Fertility and Structural Change in Hungary
Abstract
Today it is a commonly accepted fact that besides fundamental economic and social transformations in the 1990s in Hungary, other, equally far-reaching changes occurred in several domains of life. The same applies to demographic processes, or more specifically to phenomena related to family formation as nuptiality or fertility rates. The present study reveals the findings of a research focusing on lesser known and rarely analysed social factors of childbearing. It is well established that fertility rates declined radically in Hungary between 1990 and 2000. It is also known that the phenomenon is not without European parallels and demographic research has revealed many of the factors behind (Lesthaeghe–Moors 2000; Kamarás 2001; Philipov–Kohler 2001).
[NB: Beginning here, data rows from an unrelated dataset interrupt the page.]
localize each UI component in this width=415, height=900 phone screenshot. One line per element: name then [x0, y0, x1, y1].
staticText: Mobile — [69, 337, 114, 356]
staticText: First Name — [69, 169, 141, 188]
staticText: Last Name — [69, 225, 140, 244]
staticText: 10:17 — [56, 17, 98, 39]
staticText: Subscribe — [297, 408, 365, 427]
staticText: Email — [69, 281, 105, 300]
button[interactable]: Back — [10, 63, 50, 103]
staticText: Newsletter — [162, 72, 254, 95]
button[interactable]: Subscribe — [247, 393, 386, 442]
These efforts have been instrumental in demonstrating that the major factors explaining the decline are the increase in the typical childbearing age and, to a lower extent, the rising rate of extramarital fertility. Demographic literature talks about a change of patterns when documenting these processes. Giving birth at a younger age, a practice prevalent in ex-Communist countries has been replaced by family formation in later age groups. But is this the whole story? Does this supposedly new mode of behaviour apply equally to all groups? Has the decline in fertility assumed the same pattern in all social strata, in the lower, middle and upper layers? Or are there certain traits that generate different patterns? These are some of the questions we would like to answer to in our study.